韩卫民说道:“领导,您需要我做什么?”
大领导看着他,眼神里有期待,也有一种“我知道这个任务很难但只能交给你”的无奈。他说道:“卫民,我交给你一个任务。你去西山煤矿,把事故的原因查清楚,尽快恢复生产。这是我给你下的死命令。煤矿的事不解决,你就不用回来了。”
办公室里安静了一下。
几个副部长和处长都看着韩卫民,眼神里有同情,也有幸灾乐祸。
韩卫民沉默了一会儿,说道:“领导,我去。但我有一个要求。”
大领导说道:“你说。”
韩卫民说道:“我要全权处理西山煤矿的事。包括调查事故原因、整顿安全生产、调整领导班子。只要跟煤矿有关的事,我都要说了算。”
大领导想了想,说道:“行。我给你写一个授权书。从今天起,你就是西山煤矿管理局的特别代表,全权处理煤矿的一切事务。各部门、各单位,必须全力配合。”
韩卫民点了点头,说道:“好。我明天就出发。”
西山煤矿在四九城西边。
韩卫民第二天一大早就出发了。
他只带了段浪浪。
段浪浪说道:“卫民,你在缅国打仗都没这么紧张过。怎么几个煤矿出事,大领导急成这样?”
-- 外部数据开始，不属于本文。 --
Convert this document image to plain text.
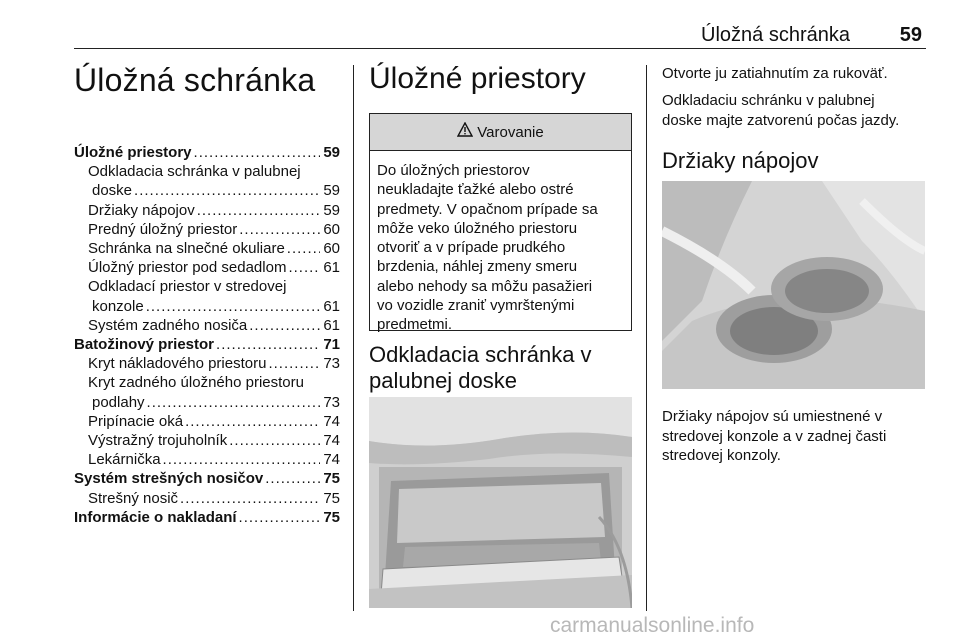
Úložná schránka 59
Úložná schránka
Úložné priestory .....	59
Odkladacia schránka v palubnej
doske .....	59
Držiaky nápojov .....	59
Predný úložný priestor .....	60
Schránka na slnečné okuliare .....	60
Úložný priestor pod sedadlom ..... 61
Odkladací priestor v stredovej
konzole .....	61
Systém zadného nosiča .....	61
Batožinový priestor .....	71
Kryt nákladového priestoru .....	73
Kryt zadného úložného priestoru
podlahy .....	73
Pripínacie oká .....	74
Výstražný trojuholník .....	74
Lekárnička .....	74
Systém strešných nosičov .....	75
Strešný nosič .....	75
Informácie o nakladaní .....	75
Úložné priestory
Varovanie
Do úložných priestorov
neukladajte ťažké alebo ostré
predmety. V opačnom prípade sa
môže veko úložného priestoru
otvoriť a v prípade prudkého
brzdenia, náhlej zmeny smeru
alebo nehody sa môžu pasažieri
vo vozidle zraniť vymrštenými
predmetmi.
Odkladacia schránka v
palubnej doske
Otvorte ju zatiahnutím za rukoväť.
Odkladaciu schránku v palubnej
doske majte zatvorenú počas jazdy.
Držiaky nápojov
Držiaky nápojov sú umiestnené v
stredovej konzole a v zadnej časti
stredovej konzoly.
carmanualsonline.info
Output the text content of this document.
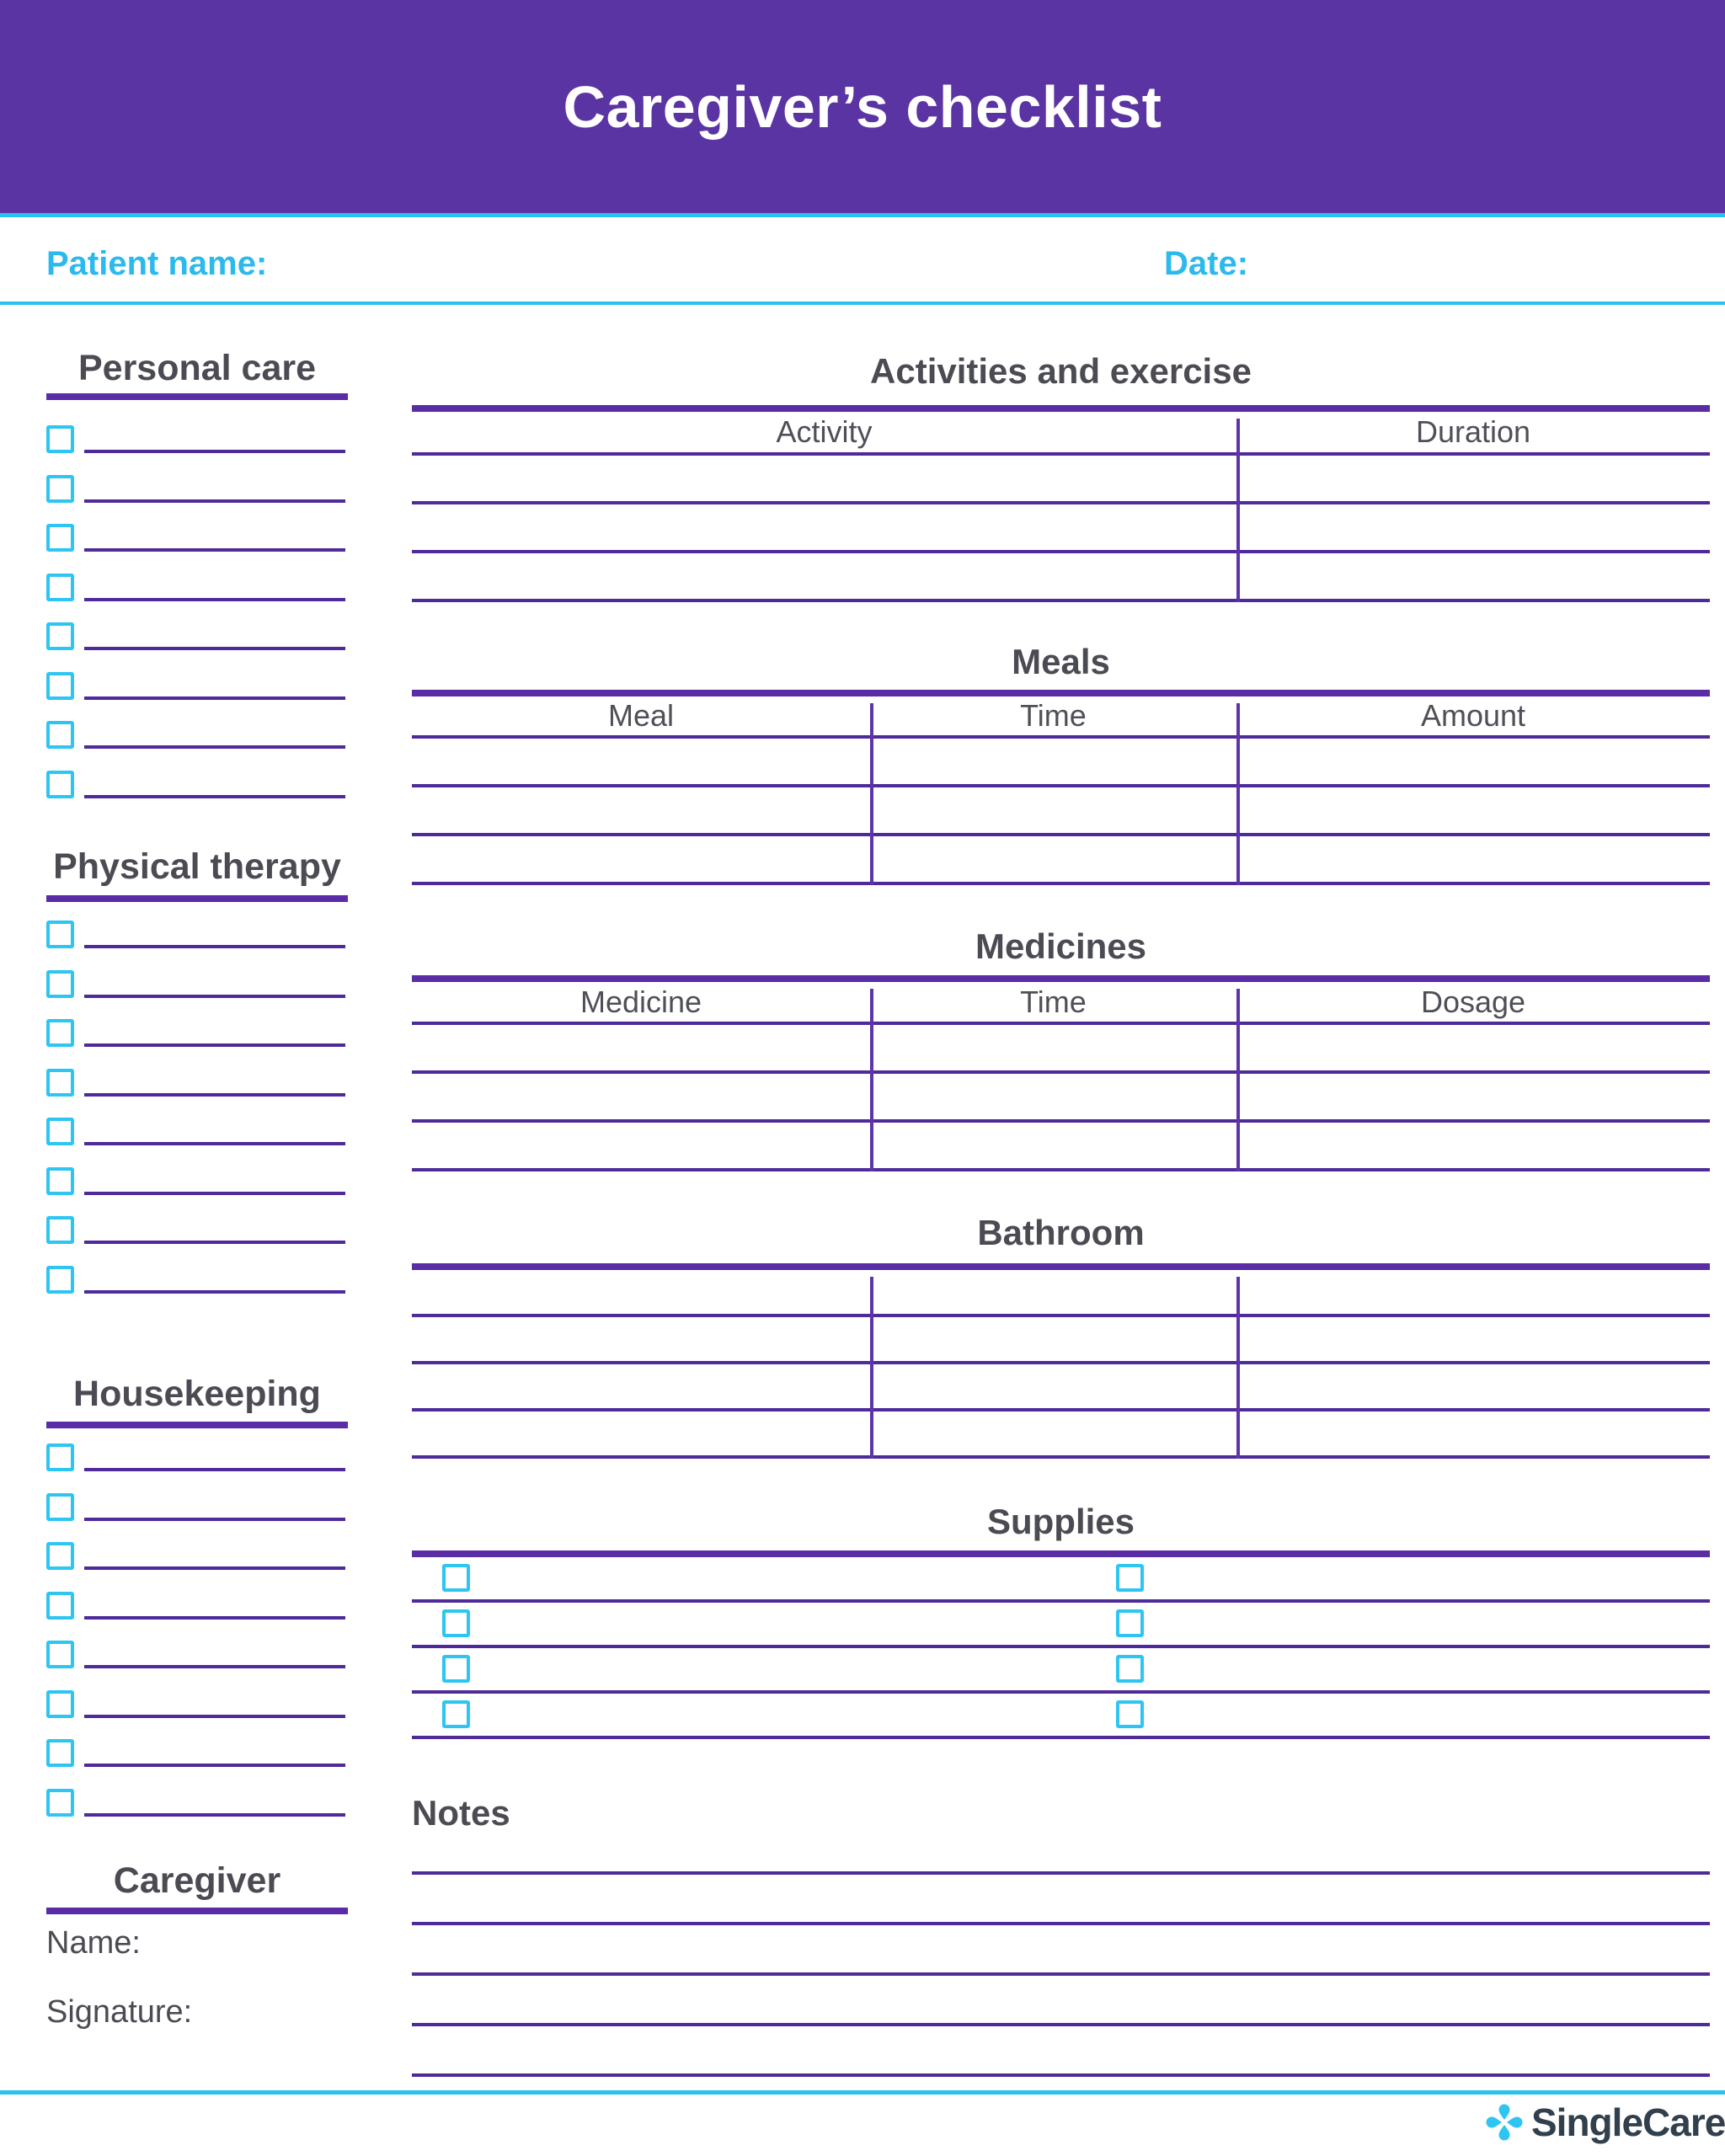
Caregiver’s checklist
Patient name:	Date:
Personal care
Physical therapy
Housekeeping
Caregiver
Name:
Signature:
Activities and exercise
Activity	Duration
Meals
Meal	Time	Amount
Medicines
Medicine	Time	Dosage
Bathroom
Supplies
Notes
SingleCare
韩卫民说道:“你不懂。打仗死了人,那是打仗的事。煤矿出了事故,死了工人,那是生产安全的事。打仗的事好交代,生产安全的事不好交代。再说了,煤矿一停,轧钢厂就停。轧钢厂一停,下游的工厂全停。整个工业链条就断了。这个责任,谁也担不起。”
段浪浪似懂非懂地点了点头,又嗑了一颗瓜子。
到了西山,接待为首的是一个五十来岁的男人,穿着一件灰色的棉袄,头上戴着一顶解放帽,脸上带着一种诚惶诚恐的表情。
韩卫民下了车,那个男人赶紧迎上来,伸出手,说道:“韩代表,您好您好。我是西山煤矿管理局的局长,姓王,叫王德胜。欢迎您来西山指导工作。”
韩卫民握了握他的手,说道:“王局长,客套话就不说了。带我去矿上看看。”
王德胜的脸色变了一下,说道:“韩代表,您一路辛苦了,要不先到局里休息一下,吃个饭,明天再去矿上?”
韩卫民看了他一眼,目光冷冷的,说道:“王局长,死了二十多个人,煤矿全停了,你还有心思吃饭?”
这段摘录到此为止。